I was furious when the staff handed me a package from Mom's favorite mail order company, Danbury Mint.  I could not figure out how she got on a phone and placed an order, but knew she probably had some inside help from someone there (no one ever confessed to it).  I was terrified she'd go nuts and spend thousands on useless stuff she could not possibly use.  She was like an addict with that company - I guarantee their balance sheet took a hit when she went into the hospital and I began controlling her money.  The receptionist called me when the package came in - she went to college in my home town, so we had established a good rapport and she knew what I was struggling with.  I pondered what to do with the necklace for a day or so, finally ending up in the Social Services Director's office with it in my hand.  They all had the patience of saints - trying to negotiate peace between me and Mom those last few months.  The necklace was pretty, onyx hearts strung together, but it didn't seem long enough to go over her head, and that was the only type of necklace she really wore at the end - long beads that she could slip over her head and not muss her hair - which she was very particular about always.  I didn't know if I should give it to her and pay the bill, or refuse it and send it back.  What I ended up doing was sealing it back up as though I had never seen it, letting the nursing home give it to her and calling Danbury Mint to explain the situation and ask - actually demand - that they not send her any more catalogs.  They actually were beyond wonderful.  They stopped issuing catalogs to her and put a notation on her account not to allow her to order any longer.  My guess:  they've been through similar situations before.

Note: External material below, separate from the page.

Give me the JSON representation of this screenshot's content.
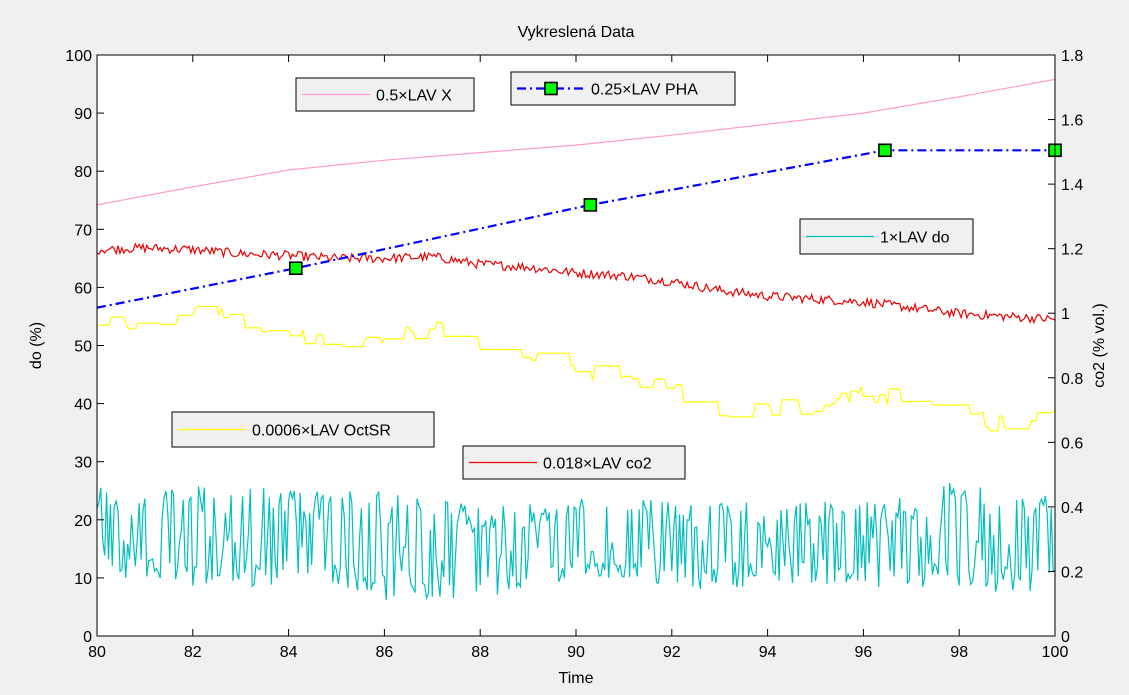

That night I got to her room, preparing to look properly gracious when she showed me her new prize.  I was not prepared for her handing it to me.  She had ordered it for me as a present for taking such good care of her.  She would die a few weeks later.

On the 24th, I will slip it on in her memory.  And I will remember the moral to this story:  whatever old age, sickness and dementia does to our parents, they are in there somewhere, deep down inside, and they know the sacrifices we make and the love we have for them, and they return it to us as they can.  Love you, Mom.